Howard L. Dimmig, II, Public Defender, and Karla D. Ellis, Special Assistant Public Defender, Bartow, for Appellant.
Ashley Moody, Attorney General, Tallahassee, and C. Todd Chapman, Assistant Attorney General, Tampa, for Appellee.
NORTHCUTT, Judge.
Terrance Smitherman appeals his convictions on four counts of trafficking or possession of various controlled substances. We affirm one of those convictions but reverse the other three because the evidence supporting those convictions was the product of an unconstitutional search and should have been suppressed.
The events leading to Smitherman's arrest began when a customs agent at an airport in Chicago intercepted a suspicious package that was sent to Smitherman at an address on Duquesne Drive in Fort Myers. A test of the contents revealed that the package contained MDMA. A second Chicago customs agent forwarded the package to law enforcement in Lee County, Florida, who arranged for a controlled delivery to Smitherman's address.
Law enforcement left a particular amount of the narcotics in the package and installed a tracking device inside the box. A postal inspector then delivered the package to Smitherman's home on Duquesne Drive. A woman answered the door, confirmed that Smitherman lived there, and accepted delivery of the package.
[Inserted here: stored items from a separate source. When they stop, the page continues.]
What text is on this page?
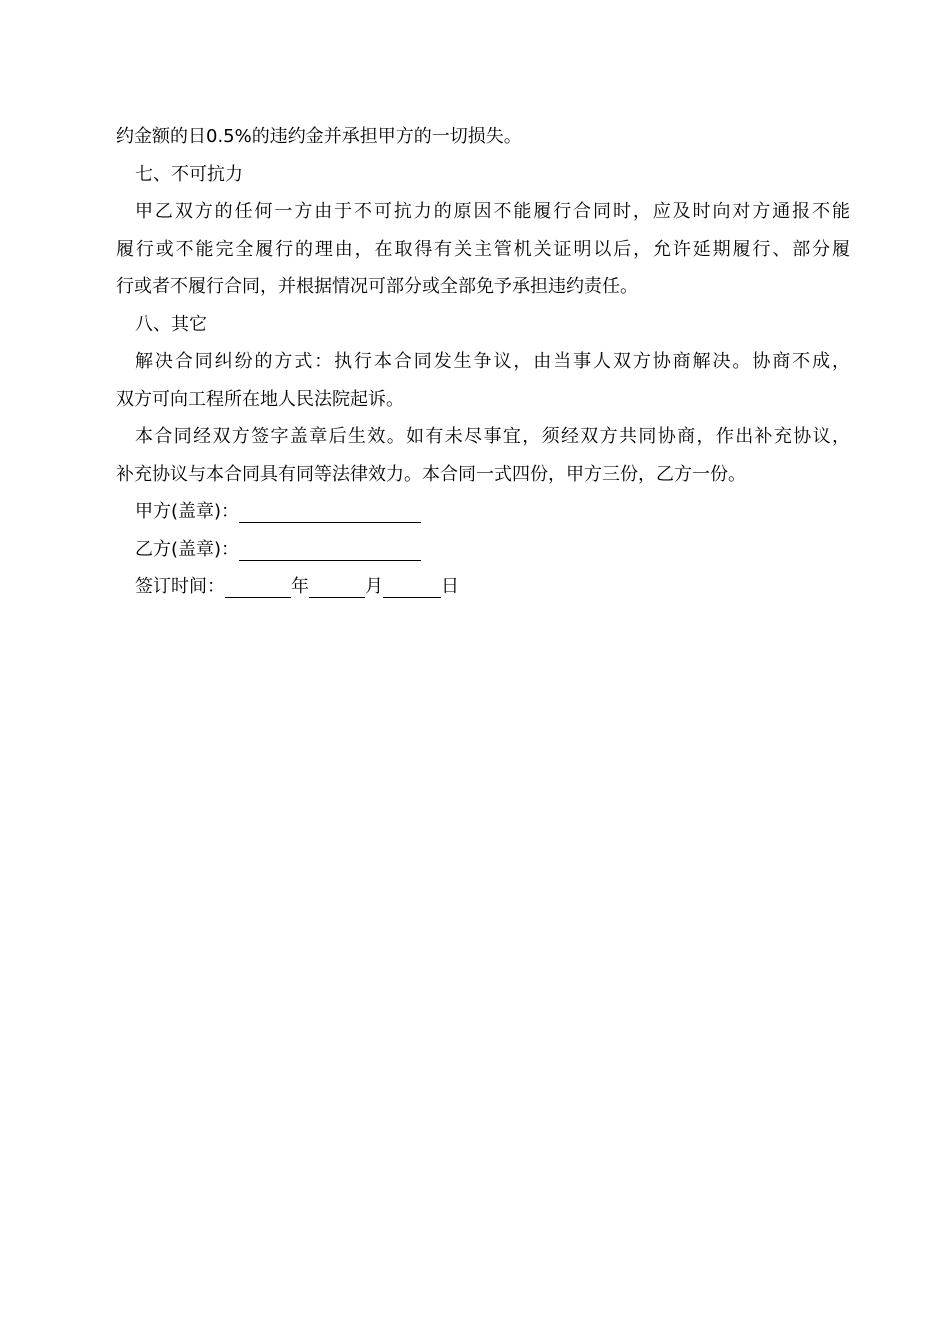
约金额的日0.5%的违约金并承担甲方的一切损失。
七、不可抗力
甲乙双方的任何一方由于不可抗力的原因不能履行合同时，应及时向对方通报不能
履行或不能完全履行的理由，在取得有关主管机关证明以后，允许延期履行、部分履
行或者不履行合同，并根据情况可部分或全部免予承担违约责任。
八、其它
解决合同纠纷的方式：执行本合同发生争议，由当事人双方协商解决。协商不成，
双方可向工程所在地人民法院起诉。
本合同经双方签字盖章后生效。如有未尽事宜，须经双方共同协商，作出补充协议，
补充协议与本合同具有同等法律效力。本合同一式四份，甲方三份，乙方一份。
甲方(盖章)：
乙方(盖章)：
签订时间：	年	月	日
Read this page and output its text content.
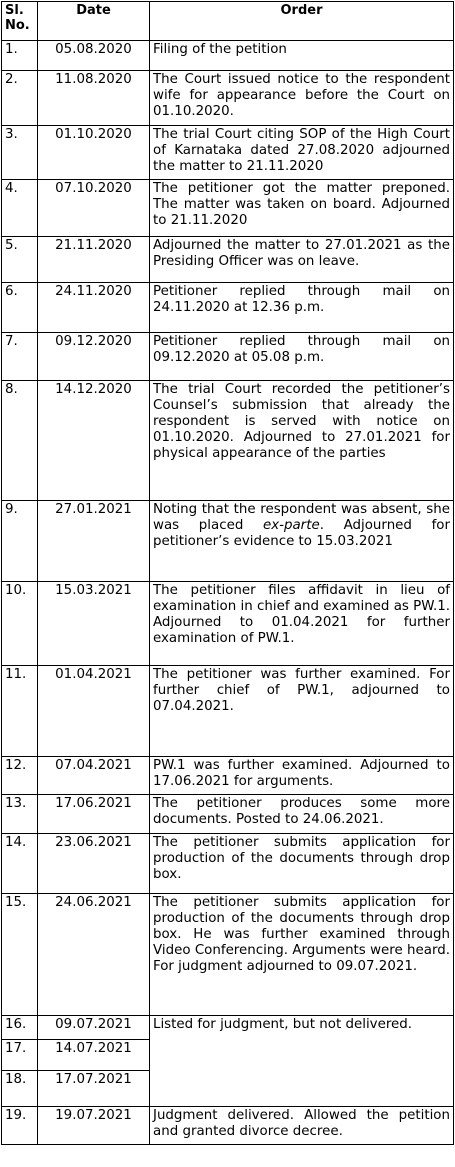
Sl. No.	Date	Order
1.	05.08.2020	Filing of the petition
2.	11.08.2020	The Court issued notice to the respondent wife for appearance before the Court on 01.10.2020.
3.	01.10.2020	The trial Court citing SOP of the High Court of Karnataka dated 27.08.2020 adjourned the matter to 21.11.2020
4.	07.10.2020	The petitioner got the matter preponed. The matter was taken on board. Adjourned to 21.11.2020
5.	21.11.2020	Adjourned the matter to 27.01.2021 as the Presiding Officer was on leave.
6.	24.11.2020	Petitioner replied through mail on 24.11.2020 at 12.36 p.m.
7.	09.12.2020	Petitioner replied through mail on 09.12.2020 at 05.08 p.m.
8.	14.12.2020	The trial Court recorded the petitioner’s Counsel’s submission that already the respondent is served with notice on 01.10.2020. Adjourned to 27.01.2021 for physical appearance of the parties
9.	27.01.2021	Noting that the respondent was absent, she was placed ex-parte. Adjourned for petitioner’s evidence to 15.03.2021
10.	15.03.2021	The petitioner files affidavit in lieu of examination in chief and examined as PW.1. Adjourned to 01.04.2021 for further examination of PW.1.
11.	01.04.2021	The petitioner was further examined. For further chief of PW.1, adjourned to 07.04.2021.
12.	07.04.2021	PW.1 was further examined. Adjourned to 17.06.2021 for arguments.
13.	17.06.2021	The petitioner produces some more documents. Posted to 24.06.2021.
14.	23.06.2021	The petitioner submits application for production of the documents through drop box.
15.	24.06.2021	The petitioner submits application for production of the documents through drop box. He was further examined through Video Conferencing. Arguments were heard. For judgment adjourned to 09.07.2021.
16.	09.07.2021	Listed for judgment, but not delivered.
17.	14.07.2021	
18.	17.07.2021	
19.	19.07.2021	Judgment delivered. Allowed the petition and granted divorce decree.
Using a drone to surveil the home, law enforcement observed Smitherman arrive at the home and then leave with the unopened package.
Smitherman drove to a home on Cal Cove Drive that he had been house-sitting and living in for the past several months. Once inside the home, he opened the package. Law enforcement then approached the property and apprehended Smitherman in the home's open garage. Smitherman was holding both the tracking device and the narcotics that law enforcement had left in the package. Law enforcement then obtained a warrant to search the Cal Cove house, and the subsequent search revealed more narcotics. The State ultimately charged Smitherman with (1) trafficking in phenethylamines (400 grams or more), (2) trafficking in phenethylamines (10 grams or more), (3) possession of a controlled substance (oxymetholone), and (4) possession of marijuana (less than 20 grams).
Smitherman moved to suppress the fruits of the search of the Cal Cove home, contending that the search warrant was unconstitutionally broad and that the affidavit filed in support of the application for the search warrant failed to demonstrate probable cause for the search. The trial court denied the motion. The State presented the evidence at Smitherman's jury trial. Smitherman was found guilty on all four counts, and the trial court entered the related judgment and sentences.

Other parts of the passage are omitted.